Okan International University
- Other name: OIU
- Established: 2015; 11 years ago
- President: Bekir Okan
- Location: Dania Beach, Florida 26°03′10″N 80°08′29″W﻿ / ﻿26.0526664°N 80.1414613°W
- Website: www.okanintl.com
- Location within Florida

= Okan International University =

Private university in Florida

Okan International University was a private university in Dania Beach, Florida, United States, offering bachelor's and master's degree programs.

==History==
OIU was founded in 2015. Its main campus was in Dania Beach, Florida, just north of Miami.

==Curricula==

Okan International University (OIU) offers bachelor's and master's degree programs.
- B.A. – Business Management
- B.A. – Healthcare Management
- B.A. – Hospitality and Tourism Management
- M.B.A. – Master of Business Management
- M.A. – Healthcare Management
- M.A. – Hospitality and Tourism Management

==Accreditation==
OIU is licensed by Florida Department of Education.

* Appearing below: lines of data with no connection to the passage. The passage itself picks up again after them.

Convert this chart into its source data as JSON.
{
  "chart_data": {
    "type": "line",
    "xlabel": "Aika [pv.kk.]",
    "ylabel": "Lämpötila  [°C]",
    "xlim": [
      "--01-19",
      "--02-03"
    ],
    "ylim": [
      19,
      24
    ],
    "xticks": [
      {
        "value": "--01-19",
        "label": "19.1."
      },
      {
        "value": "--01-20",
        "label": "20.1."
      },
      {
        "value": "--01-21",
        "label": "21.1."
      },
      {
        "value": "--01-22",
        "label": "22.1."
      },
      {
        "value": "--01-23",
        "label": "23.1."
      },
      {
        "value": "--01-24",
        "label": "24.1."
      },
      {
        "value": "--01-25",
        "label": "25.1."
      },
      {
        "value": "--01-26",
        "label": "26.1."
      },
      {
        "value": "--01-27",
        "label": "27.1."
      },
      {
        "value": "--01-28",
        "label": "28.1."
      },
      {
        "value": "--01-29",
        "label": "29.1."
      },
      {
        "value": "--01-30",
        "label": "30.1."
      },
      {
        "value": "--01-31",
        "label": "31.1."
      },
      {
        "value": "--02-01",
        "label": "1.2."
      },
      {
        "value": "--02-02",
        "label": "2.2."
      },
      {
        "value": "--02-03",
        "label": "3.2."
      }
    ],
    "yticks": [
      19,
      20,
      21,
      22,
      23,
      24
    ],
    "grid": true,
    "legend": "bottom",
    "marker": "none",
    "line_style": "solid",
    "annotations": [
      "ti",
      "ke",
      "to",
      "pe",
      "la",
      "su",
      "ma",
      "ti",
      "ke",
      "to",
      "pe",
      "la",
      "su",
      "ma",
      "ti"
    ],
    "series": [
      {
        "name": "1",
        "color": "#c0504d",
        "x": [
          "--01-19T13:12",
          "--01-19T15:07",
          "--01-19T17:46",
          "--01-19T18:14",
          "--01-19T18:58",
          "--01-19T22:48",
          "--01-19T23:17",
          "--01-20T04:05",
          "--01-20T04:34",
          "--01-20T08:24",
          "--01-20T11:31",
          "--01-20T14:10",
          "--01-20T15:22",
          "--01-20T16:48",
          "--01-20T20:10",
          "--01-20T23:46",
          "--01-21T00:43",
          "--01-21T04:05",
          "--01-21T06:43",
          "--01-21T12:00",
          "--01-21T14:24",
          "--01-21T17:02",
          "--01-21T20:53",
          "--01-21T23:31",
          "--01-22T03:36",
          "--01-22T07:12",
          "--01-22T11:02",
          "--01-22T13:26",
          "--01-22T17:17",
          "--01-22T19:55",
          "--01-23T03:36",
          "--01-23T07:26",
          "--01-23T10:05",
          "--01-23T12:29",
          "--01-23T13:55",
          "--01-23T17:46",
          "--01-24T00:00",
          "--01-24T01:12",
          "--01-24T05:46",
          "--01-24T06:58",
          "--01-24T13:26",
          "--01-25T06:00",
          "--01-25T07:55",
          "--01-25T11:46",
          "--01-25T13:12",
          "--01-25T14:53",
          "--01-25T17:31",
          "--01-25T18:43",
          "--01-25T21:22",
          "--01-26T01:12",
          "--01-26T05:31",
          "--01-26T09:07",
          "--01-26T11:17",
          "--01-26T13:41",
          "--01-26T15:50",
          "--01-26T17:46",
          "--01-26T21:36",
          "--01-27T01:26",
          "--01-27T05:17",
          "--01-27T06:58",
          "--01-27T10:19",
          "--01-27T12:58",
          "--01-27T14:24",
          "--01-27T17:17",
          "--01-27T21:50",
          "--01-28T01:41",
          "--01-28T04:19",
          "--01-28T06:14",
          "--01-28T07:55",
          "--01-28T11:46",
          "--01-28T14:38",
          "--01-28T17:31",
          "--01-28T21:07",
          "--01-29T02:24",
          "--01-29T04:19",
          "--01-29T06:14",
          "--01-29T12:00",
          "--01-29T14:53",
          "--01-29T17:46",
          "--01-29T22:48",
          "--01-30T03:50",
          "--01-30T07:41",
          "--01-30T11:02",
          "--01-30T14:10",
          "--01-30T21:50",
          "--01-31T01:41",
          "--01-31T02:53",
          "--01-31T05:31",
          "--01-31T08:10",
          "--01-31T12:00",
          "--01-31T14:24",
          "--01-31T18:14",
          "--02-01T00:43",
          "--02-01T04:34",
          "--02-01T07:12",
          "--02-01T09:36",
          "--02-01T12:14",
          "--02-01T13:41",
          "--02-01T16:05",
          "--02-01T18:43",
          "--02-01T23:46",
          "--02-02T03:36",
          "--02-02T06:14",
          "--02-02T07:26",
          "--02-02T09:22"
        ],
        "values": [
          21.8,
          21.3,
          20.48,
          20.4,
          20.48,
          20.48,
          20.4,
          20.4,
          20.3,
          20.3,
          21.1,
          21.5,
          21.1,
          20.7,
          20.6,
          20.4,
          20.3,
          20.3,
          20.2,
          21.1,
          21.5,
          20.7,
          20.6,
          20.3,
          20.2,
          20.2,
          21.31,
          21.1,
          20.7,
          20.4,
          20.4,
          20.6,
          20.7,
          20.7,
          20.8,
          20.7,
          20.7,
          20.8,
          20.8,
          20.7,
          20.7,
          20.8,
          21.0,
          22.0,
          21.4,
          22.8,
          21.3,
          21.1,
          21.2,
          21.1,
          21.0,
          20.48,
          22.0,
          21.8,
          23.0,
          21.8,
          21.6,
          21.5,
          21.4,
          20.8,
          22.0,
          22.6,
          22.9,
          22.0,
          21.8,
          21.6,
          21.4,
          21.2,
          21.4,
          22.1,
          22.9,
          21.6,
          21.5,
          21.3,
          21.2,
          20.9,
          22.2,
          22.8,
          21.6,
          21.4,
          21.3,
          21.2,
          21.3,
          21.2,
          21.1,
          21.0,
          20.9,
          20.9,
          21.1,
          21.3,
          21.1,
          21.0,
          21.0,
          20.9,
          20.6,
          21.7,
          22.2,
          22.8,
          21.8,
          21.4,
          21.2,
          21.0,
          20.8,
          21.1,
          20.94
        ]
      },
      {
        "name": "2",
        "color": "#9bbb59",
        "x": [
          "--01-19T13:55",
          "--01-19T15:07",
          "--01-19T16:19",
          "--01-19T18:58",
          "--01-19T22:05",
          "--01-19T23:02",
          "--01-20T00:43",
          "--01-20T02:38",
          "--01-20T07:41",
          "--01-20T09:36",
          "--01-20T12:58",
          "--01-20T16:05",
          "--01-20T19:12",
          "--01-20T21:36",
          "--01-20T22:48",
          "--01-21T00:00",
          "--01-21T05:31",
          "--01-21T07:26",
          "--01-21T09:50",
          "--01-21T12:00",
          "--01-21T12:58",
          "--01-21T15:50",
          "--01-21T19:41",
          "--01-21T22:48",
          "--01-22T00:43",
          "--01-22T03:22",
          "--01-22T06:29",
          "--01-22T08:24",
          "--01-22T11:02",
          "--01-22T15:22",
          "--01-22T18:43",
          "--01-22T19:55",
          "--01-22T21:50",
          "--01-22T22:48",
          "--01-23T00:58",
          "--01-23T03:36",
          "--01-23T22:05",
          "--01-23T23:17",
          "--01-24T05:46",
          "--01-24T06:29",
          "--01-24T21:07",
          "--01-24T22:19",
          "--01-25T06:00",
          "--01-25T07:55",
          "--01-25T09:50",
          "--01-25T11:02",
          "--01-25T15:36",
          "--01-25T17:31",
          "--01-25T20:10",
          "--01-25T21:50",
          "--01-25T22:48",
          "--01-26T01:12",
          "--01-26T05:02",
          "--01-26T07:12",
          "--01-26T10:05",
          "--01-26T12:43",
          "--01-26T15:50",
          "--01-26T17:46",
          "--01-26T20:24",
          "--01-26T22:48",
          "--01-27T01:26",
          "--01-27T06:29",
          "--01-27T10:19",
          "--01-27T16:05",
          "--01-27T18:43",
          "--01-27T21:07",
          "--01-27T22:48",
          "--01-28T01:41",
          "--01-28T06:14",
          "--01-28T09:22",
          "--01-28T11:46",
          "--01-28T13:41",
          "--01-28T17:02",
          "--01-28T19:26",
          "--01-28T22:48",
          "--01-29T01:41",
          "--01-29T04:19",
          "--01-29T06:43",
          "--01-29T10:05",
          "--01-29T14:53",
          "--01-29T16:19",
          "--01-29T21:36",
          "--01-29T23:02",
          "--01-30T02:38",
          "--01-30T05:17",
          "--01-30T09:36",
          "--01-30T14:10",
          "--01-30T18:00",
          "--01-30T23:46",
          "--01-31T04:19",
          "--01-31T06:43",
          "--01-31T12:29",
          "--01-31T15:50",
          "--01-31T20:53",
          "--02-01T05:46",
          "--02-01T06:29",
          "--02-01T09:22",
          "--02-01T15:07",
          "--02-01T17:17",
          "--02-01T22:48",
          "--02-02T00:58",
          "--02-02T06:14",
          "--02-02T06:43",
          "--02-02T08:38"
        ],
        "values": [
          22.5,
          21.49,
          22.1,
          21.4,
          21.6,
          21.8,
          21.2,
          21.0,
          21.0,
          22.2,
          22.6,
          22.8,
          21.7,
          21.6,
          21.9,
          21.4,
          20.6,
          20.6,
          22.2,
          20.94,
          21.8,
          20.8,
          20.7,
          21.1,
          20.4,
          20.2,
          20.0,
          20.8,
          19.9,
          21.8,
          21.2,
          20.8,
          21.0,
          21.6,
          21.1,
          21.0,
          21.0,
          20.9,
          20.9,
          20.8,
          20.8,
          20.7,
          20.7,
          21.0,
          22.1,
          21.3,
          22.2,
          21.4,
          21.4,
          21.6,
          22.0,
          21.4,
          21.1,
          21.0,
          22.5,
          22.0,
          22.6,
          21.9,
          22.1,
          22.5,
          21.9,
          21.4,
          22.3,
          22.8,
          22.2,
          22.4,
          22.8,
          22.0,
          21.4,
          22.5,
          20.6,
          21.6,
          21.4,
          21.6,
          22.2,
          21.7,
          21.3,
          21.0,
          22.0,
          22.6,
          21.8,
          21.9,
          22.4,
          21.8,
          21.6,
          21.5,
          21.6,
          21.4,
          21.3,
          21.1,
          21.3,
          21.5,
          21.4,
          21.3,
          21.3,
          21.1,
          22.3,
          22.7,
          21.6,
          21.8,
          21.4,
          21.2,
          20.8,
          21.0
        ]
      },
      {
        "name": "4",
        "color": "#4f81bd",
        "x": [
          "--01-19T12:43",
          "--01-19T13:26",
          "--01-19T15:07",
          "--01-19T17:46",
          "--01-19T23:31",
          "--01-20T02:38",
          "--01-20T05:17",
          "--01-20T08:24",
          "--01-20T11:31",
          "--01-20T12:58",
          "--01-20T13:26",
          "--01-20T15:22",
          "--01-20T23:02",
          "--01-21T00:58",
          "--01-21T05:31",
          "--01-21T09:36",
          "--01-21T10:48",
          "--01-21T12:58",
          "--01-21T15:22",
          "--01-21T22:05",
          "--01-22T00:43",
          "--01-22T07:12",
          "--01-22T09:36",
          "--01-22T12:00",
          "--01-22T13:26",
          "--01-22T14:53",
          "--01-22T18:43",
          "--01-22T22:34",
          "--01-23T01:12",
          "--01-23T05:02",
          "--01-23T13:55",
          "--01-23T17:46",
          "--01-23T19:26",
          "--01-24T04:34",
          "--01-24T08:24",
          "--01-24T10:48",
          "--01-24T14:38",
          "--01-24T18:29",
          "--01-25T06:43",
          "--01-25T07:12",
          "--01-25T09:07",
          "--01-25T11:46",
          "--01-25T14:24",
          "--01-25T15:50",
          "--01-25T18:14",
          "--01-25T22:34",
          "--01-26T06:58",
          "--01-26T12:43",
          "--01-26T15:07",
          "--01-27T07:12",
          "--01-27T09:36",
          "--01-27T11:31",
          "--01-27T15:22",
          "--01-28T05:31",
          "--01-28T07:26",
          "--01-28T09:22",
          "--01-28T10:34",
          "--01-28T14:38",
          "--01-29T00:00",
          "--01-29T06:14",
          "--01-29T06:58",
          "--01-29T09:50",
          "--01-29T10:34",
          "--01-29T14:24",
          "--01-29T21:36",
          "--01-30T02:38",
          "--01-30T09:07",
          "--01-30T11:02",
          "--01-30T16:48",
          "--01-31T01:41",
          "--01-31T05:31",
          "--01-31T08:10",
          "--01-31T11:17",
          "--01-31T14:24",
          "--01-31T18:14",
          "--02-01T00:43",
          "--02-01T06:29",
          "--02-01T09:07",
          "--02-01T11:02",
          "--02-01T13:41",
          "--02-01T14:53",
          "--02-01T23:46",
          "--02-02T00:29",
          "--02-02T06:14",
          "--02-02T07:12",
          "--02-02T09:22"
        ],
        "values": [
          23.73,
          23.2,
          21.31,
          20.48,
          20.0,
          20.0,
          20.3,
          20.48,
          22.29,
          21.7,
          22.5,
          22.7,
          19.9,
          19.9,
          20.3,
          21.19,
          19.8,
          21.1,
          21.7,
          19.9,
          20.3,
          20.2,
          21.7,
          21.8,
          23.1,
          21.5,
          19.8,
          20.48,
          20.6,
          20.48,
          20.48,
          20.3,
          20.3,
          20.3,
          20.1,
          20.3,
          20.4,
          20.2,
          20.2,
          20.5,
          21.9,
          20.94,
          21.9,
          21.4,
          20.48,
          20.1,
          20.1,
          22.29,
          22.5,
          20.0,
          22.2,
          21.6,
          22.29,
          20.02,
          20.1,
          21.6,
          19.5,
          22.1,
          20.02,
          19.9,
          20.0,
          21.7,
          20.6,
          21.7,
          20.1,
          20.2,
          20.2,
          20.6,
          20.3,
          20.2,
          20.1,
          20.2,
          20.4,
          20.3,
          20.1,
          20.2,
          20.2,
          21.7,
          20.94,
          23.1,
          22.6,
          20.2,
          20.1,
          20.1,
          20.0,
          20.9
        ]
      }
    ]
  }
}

OIU is accredited by the Accrediting Commission of Career Schools and Colleges, Alexandria, VA. meeting the requirements of the U.S. Department of Education and SEVIS administered by the U.S. Department of Homeland Security.

Okan is a member of the Florida Association of Postsecondary Schools and Colleges.

In July 2017, Okan International University applied to the Florida Board of Nursing for LPN/RN, Bachelors of Nursing and Masters of Nursing Degree Programs.